Agribusiness

Diesel prices start to climb

Jon Condon, 23/11/2011

 

The recent decline in the value of the Australian dollar, making imports more expensive, has seen a lift in diesel fuel prices since October.

Australia is only about 40pc self-sufficient in transport fuels.

As the accompanying graph prepared by the Australian Institute of Petroleum shows, prices in regional, non-metropolitan areas of the continent have started to trend upwards again after a lengthy period of stability.

The AIP diesel report for the week ending Sunday, November 20, shows a national average retail diesel price in rural and regional (non-metropolitan) areas of Australia of 149.6c/litre, up almost a cent on the same time in October.

The price is calculated as a weighted average of retail diesel fuel prices for non-metropolitan and country regions in each State/Territory, where the weighting is based on the number of vehicles using diesel fuel. All values are in cents per litre and include GST.

Prices rose across most state and territory regional/country areas, with Victoria worst hit, rising 1.7c/l compared with this time in October.

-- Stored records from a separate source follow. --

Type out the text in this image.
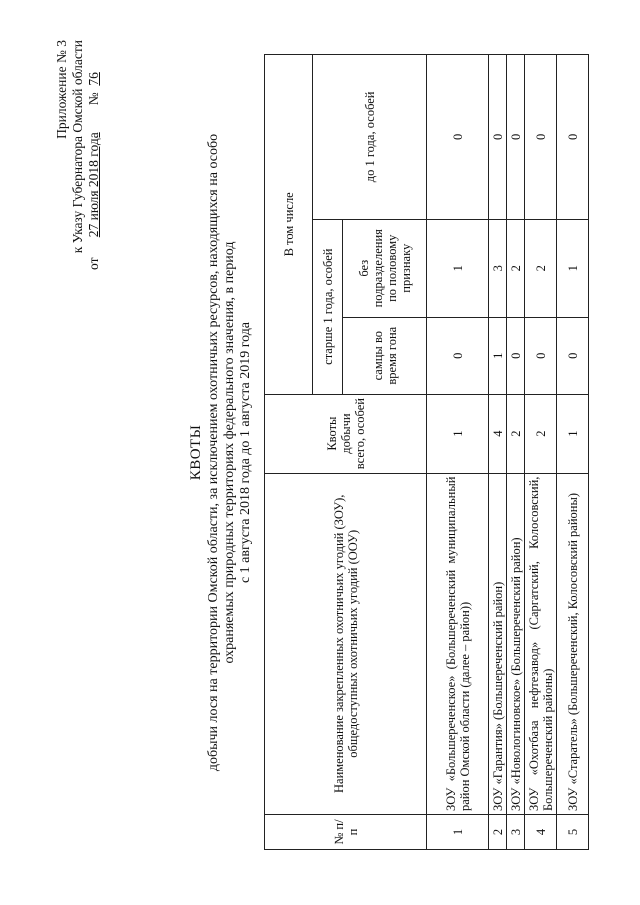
Приложение № 3 к Указу Губернатора Омской области
от      27 июля 2018 года        №  76
КВОТЫ добычи лося на территории Омской области, за исключением охотничьих ресурсов, находящихся на особо охраняемых природных территориях федерального значения, в период с 1 августа 2018 года до 1 августа 2019 года
№ п/п	Наименование закрепленных охотничьих угодий (ЗОУ), общедоступных охотничьих угодий (ООУ)	Квоты добычи всего, особей	В том числе		
			старше 1 года, особей		до 1 года, особей
			самцы во время гона	без подразделения по половому признаку	
1	ЗОУ «Большереченское» (Большереченский муниципальный район Омской области (далее – район))	1	0	1	0
2	ЗОУ «Гарантия» (Большереченский район)	4	1	3	0
3	ЗОУ «Новологиновское» (Большереченский район)	2	0	2	0
4	ЗОУ «Охотбаза нефтезавод» (Саргатский, Колосовский, Большереченский районы)	2	0	2	0
5	ЗОУ «Старатель» (Большереченский, Колосовский районы)	1	0	1	0
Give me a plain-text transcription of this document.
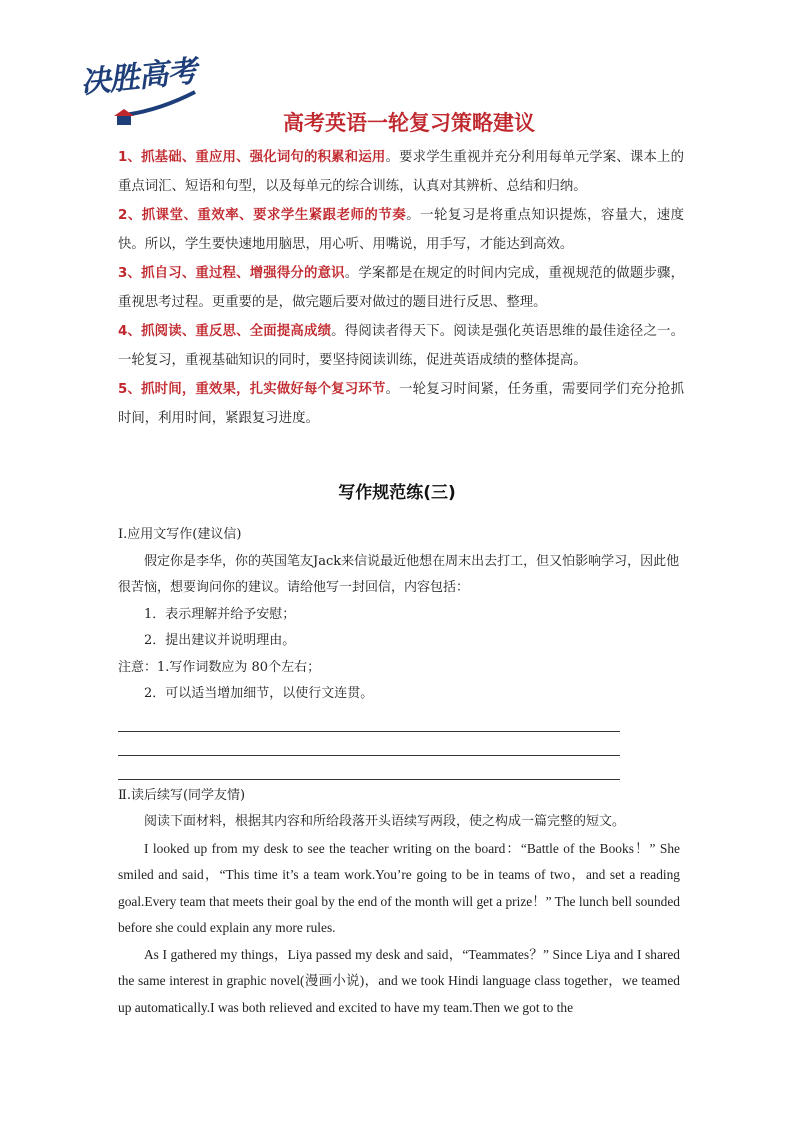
决胜高考
高考英语一轮复习策略建议

1、抓基础、重应用、强化词句的积累和运用。要求学生重视并充分利用每单元学案、课本上的重点词汇、短语和句型，以及每单元的综合训练，认真对其辨析、总结和归纳。

2、抓课堂、重效率、要求学生紧跟老师的节奏。一轮复习是将重点知识提炼，容量大，速度快。所以，学生要快速地用脑思，用心听、用嘴说，用手写，才能达到高效。

3、抓自习、重过程、增强得分的意识。学案都是在规定的时间内完成，重视规范的做题步骤，重视思考过程。更重要的是，做完题后要对做过的题目进行反思、整理。

4、抓阅读、重反思、全面提高成绩。得阅读者得天下。阅读是强化英语思维的最佳途径之一。一轮复习，重视基础知识的同时，要坚持阅读训练，促进英语成绩的整体提高。

5、抓时间，重效果，扎实做好每个复习环节。一轮复习时间紧，任务重，需要同学们充分抢抓时间，利用时间，紧跟复习进度。

写作规范练(三)

Ⅰ.应用文写作(建议信)

假定你是李华，你的英国笔友Jack来信说最近他想在周末出去打工，但又怕影响学习，因此他很苦恼，想要询问你的建议。请给他写一封回信，内容包括：

1．表示理解并给予安慰；

2．提出建议并说明理由。

注意：1.写作词数应为 80个左右；

2．可以适当增加细节，以使行文连贯。

Ⅱ.读后续写(同学友情)

阅读下面材料，根据其内容和所给段落开头语续写两段，使之构成一篇完整的短文。

I looked up from my desk to see the teacher writing on the board：“Battle of the Books！” She smiled and said，“This time it’s a team work.You’re going to be in teams of two，and set a reading goal.Every team that meets their goal by the end of the month will get a prize！” The lunch bell sounded before she could explain any more rules.

As I gathered my things，Liya passed my desk and said，“Teammates？” Since Liya and I shared the same interest in graphic novel(漫画小说)，and we took Hindi language class together，we teamed up automatically.I was both relieved and excited to have my team.Then we got to the
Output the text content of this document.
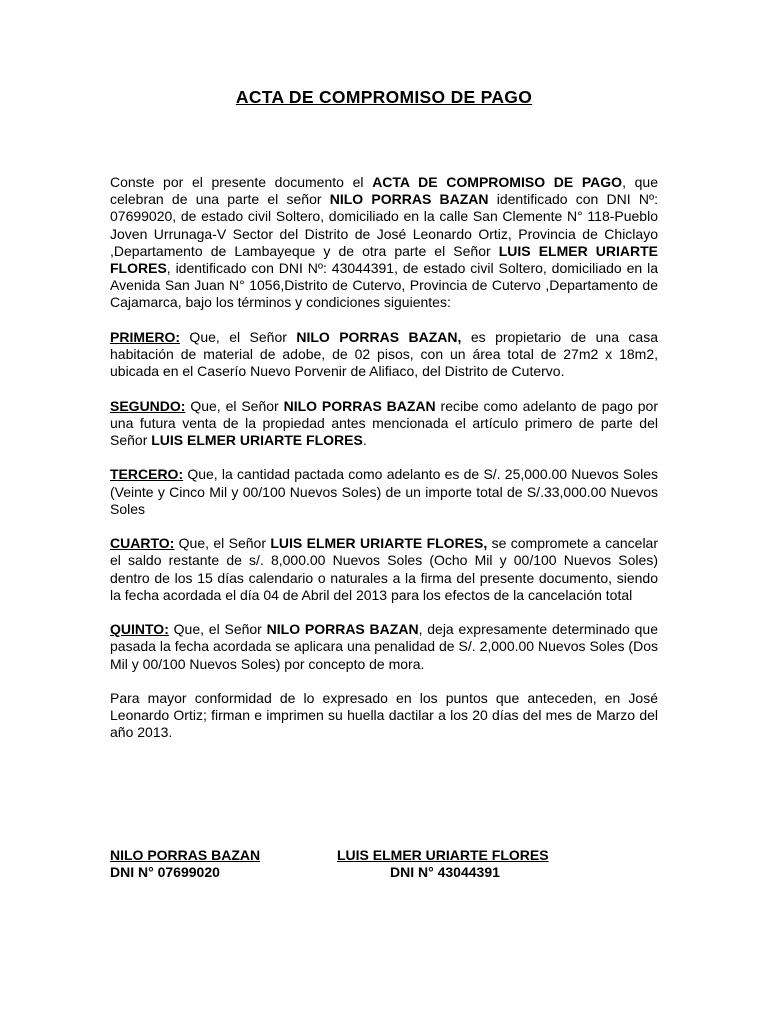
ACTA DE COMPROMISO DE PAGO

Conste por el presente documento el ACTA DE COMPROMISO DE PAGO, que celebran de una parte el señor NILO PORRAS BAZAN identificado con DNI Nº: 07699020, de estado civil Soltero, domiciliado en la calle San Clemente N° 118-Pueblo Joven Urrunaga-V Sector del Distrito de José Leonardo Ortiz, Provincia de Chiclayo ,Departamento de Lambayeque y de otra parte el Señor LUIS ELMER URIARTE FLORES, identificado con DNI Nº: 43044391, de estado civil Soltero, domiciliado en la Avenida San Juan N° 1056,Distrito de Cutervo, Provincia de Cutervo ,Departamento de Cajamarca, bajo los términos y condiciones siguientes:

PRIMERO: Que, el Señor NILO PORRAS BAZAN, es propietario de una casa habitación de material de adobe, de 02 pisos, con un área total de 27m2 x 18m2, ubicada en el Caserío Nuevo Porvenir de Alifiaco, del Distrito de Cutervo.

SEGUNDO: Que, el Señor NILO PORRAS BAZAN recibe como adelanto de pago por una futura venta de la propiedad antes mencionada el artículo primero de parte del Señor LUIS ELMER URIARTE FLORES.

TERCERO: Que, la cantidad pactada como adelanto es de S/. 25,000.00 Nuevos Soles (Veinte y Cinco Mil y 00/100 Nuevos Soles) de un importe total de S/.33,000.00 Nuevos Soles

CUARTO: Que, el Señor LUIS ELMER URIARTE FLORES, se compromete a cancelar el saldo restante de s/. 8,000.00 Nuevos Soles (Ocho Mil y 00/100 Nuevos Soles) dentro de los 15 días calendario o naturales a la firma del presente documento, siendo la fecha acordada el día 04 de Abril del 2013 para los efectos de la cancelación total

QUINTO: Que, el Señor NILO PORRAS BAZAN, deja expresamente determinado que pasada la fecha acordada se aplicara una penalidad de S/. 2,000.00 Nuevos Soles (Dos Mil y 00/100 Nuevos Soles) por concepto de mora.

Para mayor conformidad de lo expresado en los puntos que anteceden, en José Leonardo Ortiz; firman e imprimen su huella dactilar a los 20 días del mes de Marzo del año 2013.

NILO PORRAS BAZAN
DNI N° 07699020
LUIS ELMER URIARTE FLORES
DNI N° 43044391
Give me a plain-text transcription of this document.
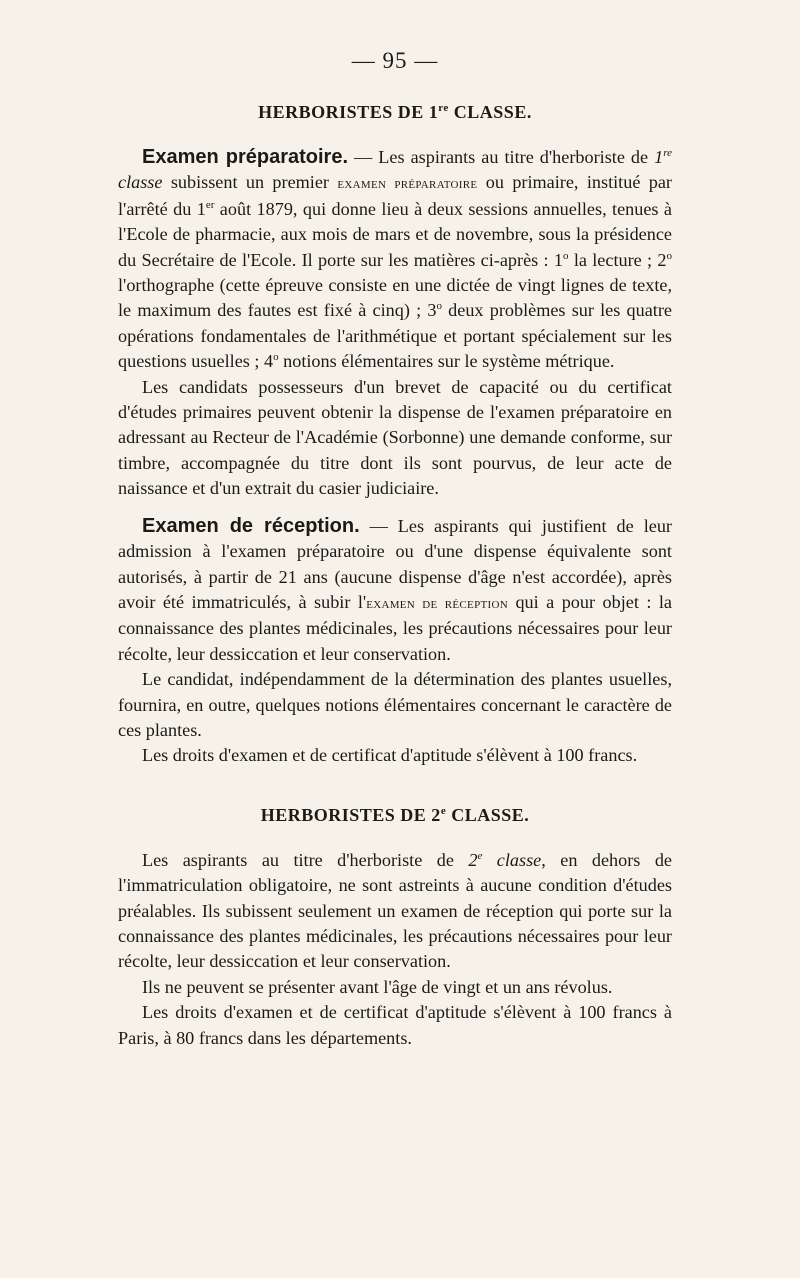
— 95 —
HERBORISTES DE 1re CLASSE.

Examen préparatoire. — Les aspirants au titre d'herboriste de 1re classe subissent un premier examen préparatoire ou primaire, institué par l'arrêté du 1er août 1879, qui donne lieu à deux sessions annuelles, tenues à l'Ecole de pharmacie, aux mois de mars et de novembre, sous la présidence du Secrétaire de l'Ecole. Il porte sur les matières ci-après : 1$^o$ la lecture ; 2$^o$ l'orthographe (cette épreuve consiste en une dictée de vingt lignes de texte, le maximum des fautes est fixé à cinq) ; 3$^o$ deux problèmes sur les quatre opérations fondamentales de l'arithmétique et portant spécialement sur les questions usuelles ; 4$^o$ notions élémentaires sur le système métrique.

Les candidats possesseurs d'un brevet de capacité ou du certificat d'études primaires peuvent obtenir la dispense de l'examen préparatoire en adressant au Recteur de l'Académie (Sorbonne) une demande conforme, sur timbre, accompagnée du titre dont ils sont pourvus, de leur acte de naissance et d'un extrait du casier judiciaire.

Examen de réception. — Les aspirants qui justifient de leur admission à l'examen préparatoire ou d'une dispense équivalente sont autorisés, à partir de 21 ans (aucune dispense d'âge n'est accordée), après avoir été immatriculés, à subir l'examen de réception qui a pour objet : la connaissance des plantes médicinales, les précautions nécessaires pour leur récolte, leur dessiccation et leur conservation.

Le candidat, indépendamment de la détermination des plantes usuelles, fournira, en outre, quelques notions élémentaires concernant le caractère de ces plantes.

Les droits d'examen et de certificat d'aptitude s'élèvent à 100 francs.

HERBORISTES DE 2e CLASSE.

Les aspirants au titre d'herboriste de 2e classe, en dehors de l'immatriculation obligatoire, ne sont astreints à aucune condition d'études préalables. Ils subissent seulement un examen de réception qui porte sur la connaissance des plantes médicinales, les précautions nécessaires pour leur récolte, leur dessiccation et leur conservation.

Ils ne peuvent se présenter avant l'âge de vingt et un ans révolus.

Les droits d'examen et de certificat d'aptitude s'élèvent à 100 francs à Paris, à 80 francs dans les départements.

At a state-by-state level, non-metropolitan regional diesel prices in this week's report included:

  • Victoria 148.2c/l (up 1.7c on last month)
  • NSW 150.9c (down 0.7c)
  • Queensland 150.7c (up 0.5c)
  • WA 154.7c (up 0.9c)
  • SA 150.7c (up 0.2c)
  • TAS 152.8c (up 0.5c), and
  • NT 164.3c (down 4.5c).

As the accompanying graph shows, national prices reached a high-point around 157c/l in early April, before beginning to ease in early May. This was around the time the A$ value softened off extreme levels above US109c and the second wave of concern emerged about the global economy.

Since then, prices have remained fairly stable, but are now tipped to rise leading into the New Year.

Crude oil, diesel and petrol prices are closely linked, as the price of crude oil accounts for the vast majority of the cost of producing a litre of petrol or diesel, the AIP says. Crude oil is purchased in US dollars, meaning that changes in the value of the A$ against the US$ has a direct impact on the relative price of crude oil in A$ terms.

Economists warn that there is likely to be more increase in diesel and petrol fuel prices ahead, as world oil prices jumped 5pc during October, The benchmark TAPIS crude oil price rose to $116 a barrel this week.

Energy industry analysts say the Euro zone debt crisis influenced fuel market sentiment in late October and early November, although ultimately fundamentals reasserted themselves in pricing later this month.

Futures prices for benchmark crudes diverged in October, with WTI on a solid upward trend while Brent crude eased. Yesterday, Brent traded around $114/bbl, with WTI at $96/bbl.